Lucie Dreyfus-Hadamard was the wife of Alfred Dreyfus, and his main and unwavering support during the Affair that shook the couple from 1894 to 1906.
20 Facts About Lucie Dreyfus
Lucie Dreyfus never ceased to defend the honor of her husband.
In one of them, Lucie met Alfred Dreyfus, a classmate of her cousin Paul Hadamard.
Lucie Dreyfus was interested in literature, played the piano and regularly read her favorite historian: Numa Denis Fustel de Coulanges.
In 1894, her husband was arrested, and the Lucie Dreyfus Affair broke out.
Lucie Dreyfus addressed a petition to the chamber and a petition to the Pope on the 16 September 1896.
Lucie Dreyfus saw her request for revision of 3 September 1898 be accepted.

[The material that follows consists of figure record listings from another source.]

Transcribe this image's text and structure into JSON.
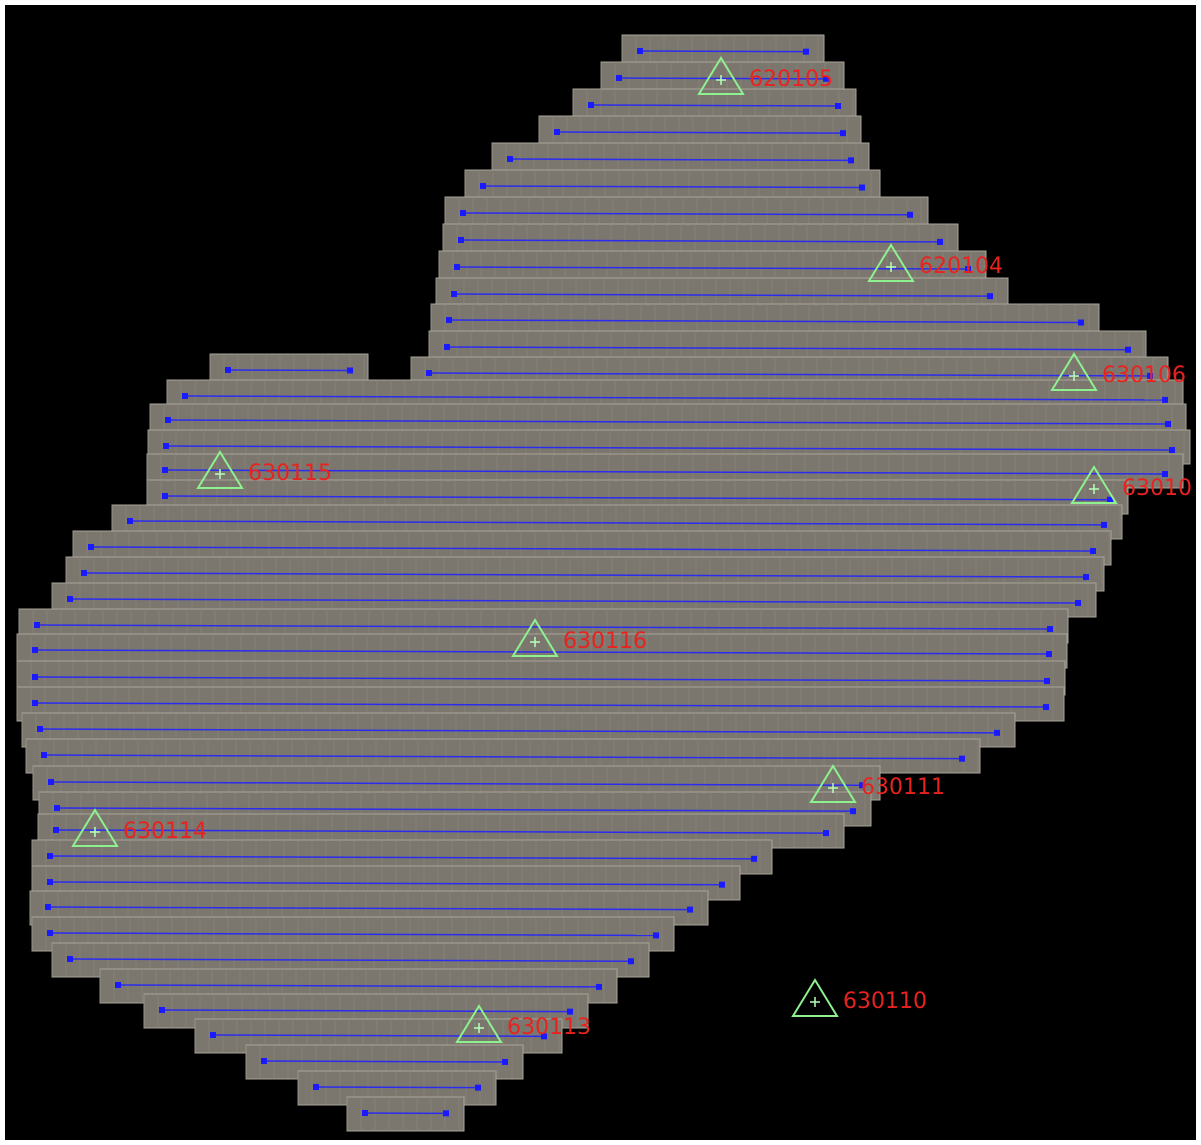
{
  "control_points": [
    {
      "label": "620105"
    },
    {
      "label": "620104"
    },
    {
      "label": "630106"
    },
    {
      "label": "63010"
    },
    {
      "label": "630115"
    },
    {
      "label": "630116"
    },
    {
      "label": "630111"
    },
    {
      "label": "630114"
    },
    {
      "label": "630110"
    },
    {
      "label": "630113"
    }
  ]
}
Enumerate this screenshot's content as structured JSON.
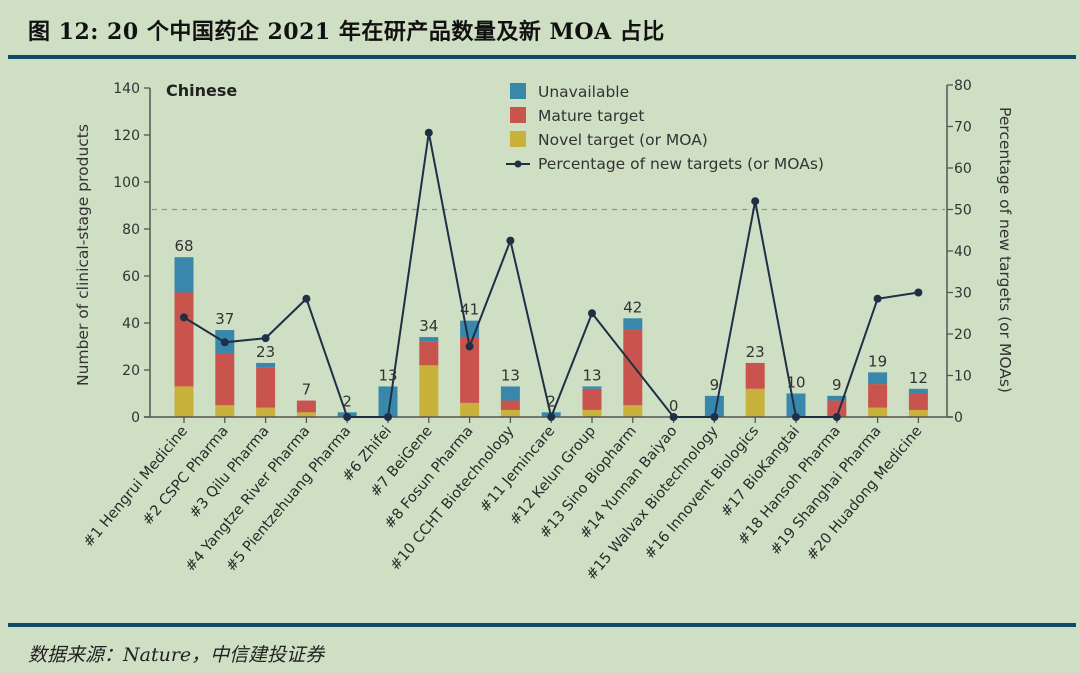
{
  "figure": {
    "title": "图 12: 20 个中国药企 2021 年在研产品数量及新 MOA 占比",
    "source": "数据来源：Nature，中信建投证券"
  },
  "chart_data": {
    "type": "bar",
    "stacked": true,
    "subtitle": "Chinese",
    "ylabel": "Number of clinical-stage products",
    "y2label": "Percentage of new targets (or MOAs)",
    "ylim": [
      0,
      140
    ],
    "y2lim": [
      0,
      80
    ],
    "yticks": [
      0,
      20,
      40,
      60,
      80,
      100,
      120,
      140
    ],
    "y2ticks": [
      0,
      10,
      20,
      30,
      40,
      50,
      60,
      70,
      80
    ],
    "reference_line_y2": 50,
    "legend_position": "top-center",
    "categories": [
      "#1 Hengrui Medicine",
      "#2 CSPC Pharma",
      "#3 Qilu Pharma",
      "#4 Yangtze River Pharma",
      "#5 Pientzehuang Pharma",
      "#6 Zhifei",
      "#7 BeiGene",
      "#8 Fosun Pharma",
      "#10 CCHT Biotechnology",
      "#11 Jemincare",
      "#12 Kelun Group",
      "#13 Sino Biopharm",
      "#14 Yunnan Baiyao",
      "#15 Walvax Biotechnology",
      "#16 Innovent Biologics",
      "#17 BioKangtai",
      "#18 Hansoh Pharma",
      "#19 Shanghai Pharma",
      "#20 Huadong Medicine"
    ],
    "totals": [
      68,
      37,
      23,
      7,
      2,
      13,
      34,
      41,
      13,
      2,
      13,
      42,
      0,
      9,
      23,
      10,
      9,
      19,
      12
    ],
    "series": [
      {
        "name": "Novel target (or MOA)",
        "color": "#c9b23c",
        "values": [
          13,
          5,
          4,
          2,
          0,
          0,
          22,
          6,
          3,
          0,
          3,
          5,
          0,
          0,
          12,
          0,
          0,
          4,
          3
        ]
      },
      {
        "name": "Mature target",
        "color": "#c9544d",
        "values": [
          40,
          22,
          17,
          5,
          0,
          0,
          10,
          28,
          4,
          0,
          9,
          32,
          0,
          0,
          11,
          0,
          7,
          10,
          7
        ]
      },
      {
        "name": "Unavailable",
        "color": "#3a87ac",
        "values": [
          15,
          10,
          2,
          0,
          2,
          13,
          2,
          7,
          6,
          2,
          1,
          5,
          0,
          9,
          0,
          10,
          2,
          5,
          2
        ]
      }
    ],
    "line": {
      "name": "Percentage of new targets (or MOAs)",
      "color": "#1f2f45",
      "axis": "right",
      "values": [
        24,
        18,
        19,
        28.5,
        0,
        0,
        68.5,
        17,
        42.5,
        0,
        25,
        null,
        0,
        0,
        52,
        0,
        0,
        28.5,
        30
      ]
    },
    "legend": [
      "Unavailable",
      "Mature target",
      "Novel target (or MOA)",
      "Percentage of new targets (or MOAs)"
    ]
  }
}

Lucie Dreyfus visited her husband daily in Parisian prisons and then on the Ile de Re.
Lucie Dreyfus had an important correspondence with her husband, even when he is exiled to Devil's Island.
Lucie Dreyfus published some letters to raise public awareness of the innocence of her husband.

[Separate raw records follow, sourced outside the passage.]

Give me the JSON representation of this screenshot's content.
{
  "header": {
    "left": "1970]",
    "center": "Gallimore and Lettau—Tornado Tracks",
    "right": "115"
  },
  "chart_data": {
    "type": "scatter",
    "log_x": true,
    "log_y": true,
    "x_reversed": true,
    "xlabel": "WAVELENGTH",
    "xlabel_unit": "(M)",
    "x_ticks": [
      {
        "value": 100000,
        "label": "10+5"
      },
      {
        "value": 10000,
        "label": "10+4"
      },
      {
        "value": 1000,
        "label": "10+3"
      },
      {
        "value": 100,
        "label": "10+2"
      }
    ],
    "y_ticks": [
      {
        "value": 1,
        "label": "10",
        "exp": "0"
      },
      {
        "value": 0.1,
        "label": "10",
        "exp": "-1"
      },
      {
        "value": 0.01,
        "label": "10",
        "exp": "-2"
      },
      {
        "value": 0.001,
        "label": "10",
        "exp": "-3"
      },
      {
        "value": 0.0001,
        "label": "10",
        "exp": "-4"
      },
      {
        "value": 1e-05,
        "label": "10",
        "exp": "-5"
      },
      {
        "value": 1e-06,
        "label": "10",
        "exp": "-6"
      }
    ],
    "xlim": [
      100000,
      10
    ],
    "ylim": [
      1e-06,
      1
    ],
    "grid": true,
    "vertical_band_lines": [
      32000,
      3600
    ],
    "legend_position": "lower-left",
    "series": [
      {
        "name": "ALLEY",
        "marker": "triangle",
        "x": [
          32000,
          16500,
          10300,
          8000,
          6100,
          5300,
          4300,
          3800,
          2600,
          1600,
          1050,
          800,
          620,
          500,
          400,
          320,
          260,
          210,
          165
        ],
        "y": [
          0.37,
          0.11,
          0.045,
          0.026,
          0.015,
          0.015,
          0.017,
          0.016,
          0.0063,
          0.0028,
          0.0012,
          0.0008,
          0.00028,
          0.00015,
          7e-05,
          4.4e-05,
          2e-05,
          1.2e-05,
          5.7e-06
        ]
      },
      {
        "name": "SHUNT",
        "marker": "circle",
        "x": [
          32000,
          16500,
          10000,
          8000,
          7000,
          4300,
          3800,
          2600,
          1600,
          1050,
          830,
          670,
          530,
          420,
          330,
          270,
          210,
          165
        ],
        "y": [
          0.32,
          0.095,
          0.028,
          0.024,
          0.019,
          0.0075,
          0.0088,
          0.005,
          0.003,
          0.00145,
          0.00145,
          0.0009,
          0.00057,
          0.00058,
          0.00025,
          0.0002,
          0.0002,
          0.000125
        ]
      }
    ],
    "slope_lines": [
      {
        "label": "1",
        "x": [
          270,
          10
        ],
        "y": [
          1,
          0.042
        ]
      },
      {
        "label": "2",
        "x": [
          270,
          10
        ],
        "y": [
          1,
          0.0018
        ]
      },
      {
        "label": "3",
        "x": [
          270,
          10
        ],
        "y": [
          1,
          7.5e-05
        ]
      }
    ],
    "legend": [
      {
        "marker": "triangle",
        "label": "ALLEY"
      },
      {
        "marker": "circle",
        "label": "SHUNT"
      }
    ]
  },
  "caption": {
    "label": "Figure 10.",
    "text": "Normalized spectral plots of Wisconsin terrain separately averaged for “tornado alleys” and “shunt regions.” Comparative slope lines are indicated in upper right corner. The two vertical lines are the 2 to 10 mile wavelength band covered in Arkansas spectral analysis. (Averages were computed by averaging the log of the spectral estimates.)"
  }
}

Lucie Dreyfus was in Rennes and waited for his appearance during his second trial on 1 July 1899.
Lucie Dreyfus was sentenced again to ten years of imprisonment.

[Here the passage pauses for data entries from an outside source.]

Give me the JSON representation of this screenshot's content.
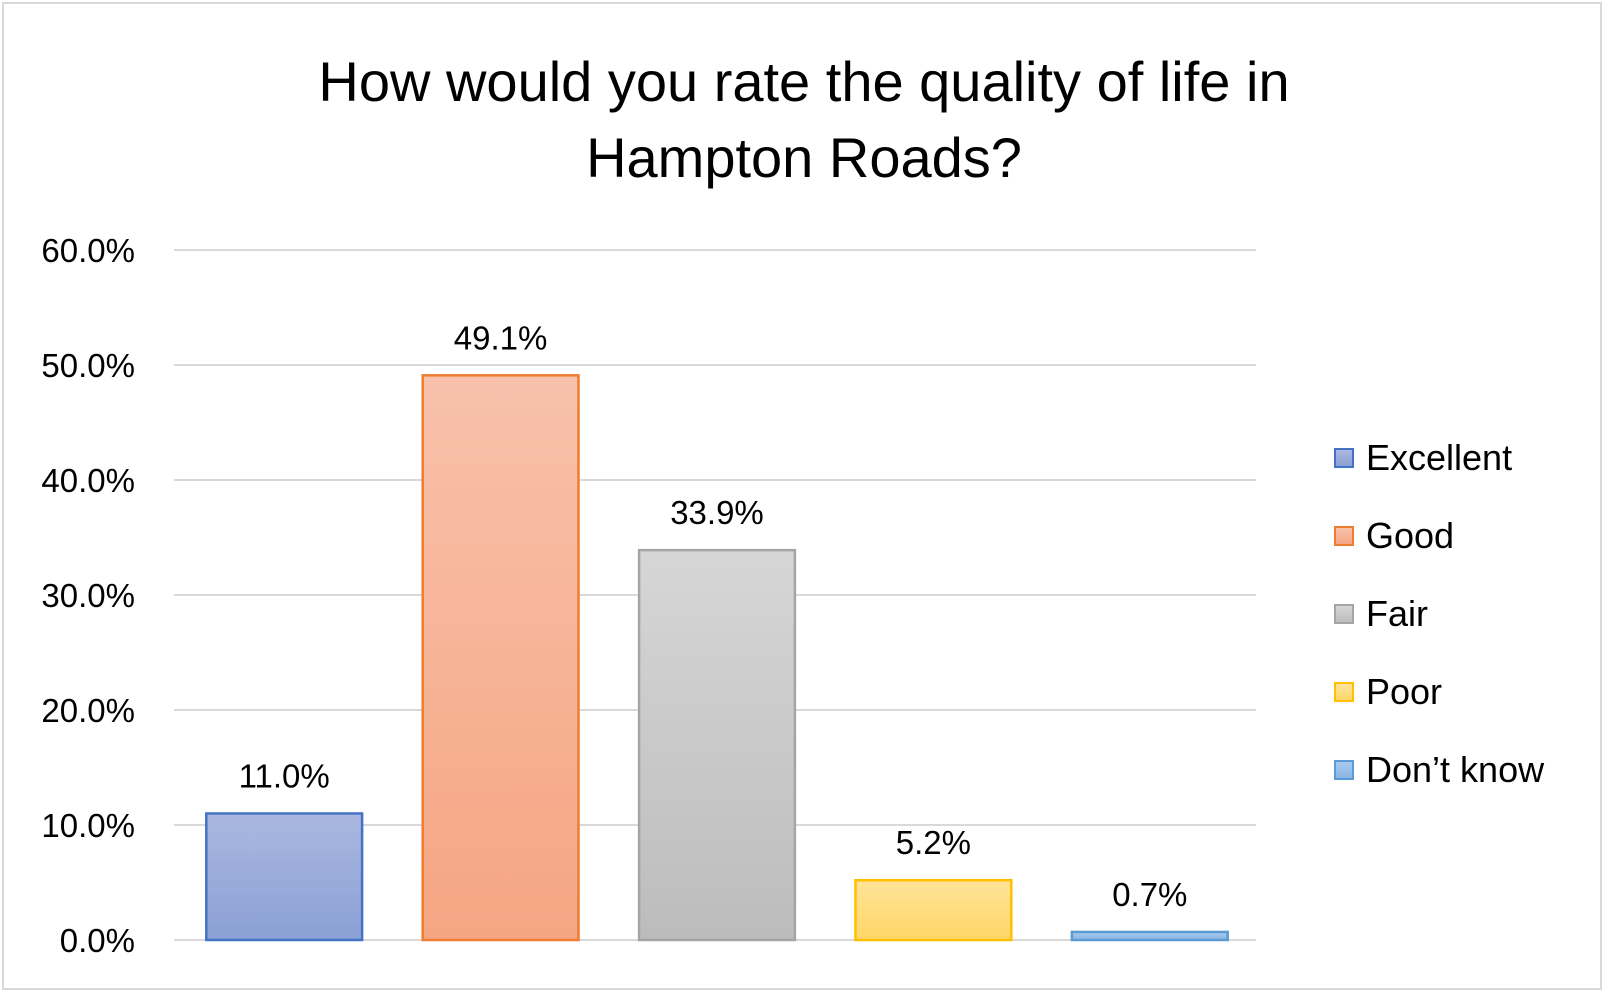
{
  "chart_data": {
    "type": "bar",
    "title": [
      "How would you rate the quality of life in",
      "Hampton Roads?"
    ],
    "categories": [
      "Excellent",
      "Good",
      "Fair",
      "Poor",
      "Don’t know"
    ],
    "values": [
      11.0,
      49.1,
      33.9,
      5.2,
      0.7
    ],
    "data_labels": [
      "11.0%",
      "49.1%",
      "33.9%",
      "5.2%",
      "0.7%"
    ],
    "y_ticks": [
      0,
      10,
      20,
      30,
      40,
      50,
      60
    ],
    "y_tick_labels": [
      "0.0%",
      "10.0%",
      "20.0%",
      "30.0%",
      "40.0%",
      "50.0%",
      "60.0%"
    ],
    "ylim": [
      0,
      60
    ],
    "grid": true,
    "legend_position": "right",
    "colors": {
      "fill_top": [
        "#aab8e0",
        "#f8c1ab",
        "#d6d6d6",
        "#ffe39a",
        "#a9c9ec"
      ],
      "fill_bottom": [
        "#8ca0d6",
        "#f5a582",
        "#bcbcbc",
        "#ffd666",
        "#8ab5e3"
      ],
      "border": [
        "#4472c4",
        "#ed7d31",
        "#a5a5a5",
        "#ffc000",
        "#5b9bd5"
      ]
    }
  }
}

Lucie Dreyfus's husband was finally rehabilitated, and rejoined the army and was awarded the Legion of Honor on 21 July 1903.
Alfred Lucie Dreyfus died in Paris of a heart attack on 12 July 1935.
Lucie Dreyfus was deported to the East, and died of typhus in Auschwitz in January 1944, aged 25.
Lucie Dreyfus is buried next to her husband at the Montparnasse cemetery.
Lucie Dreyfus was a second cousin of a French mathematician Jacques Hadamard who was active in the Dreyfus affair.
Lucie Dreyfus was a great aunt of French singer Yves Duteil who in the second half of the 20th century made an album on the subject.
In Dreyfus Lucie Dreyfus was played by Grete Mosheim.
In Lucie Dreyfus she was played by Beatrix Thomson.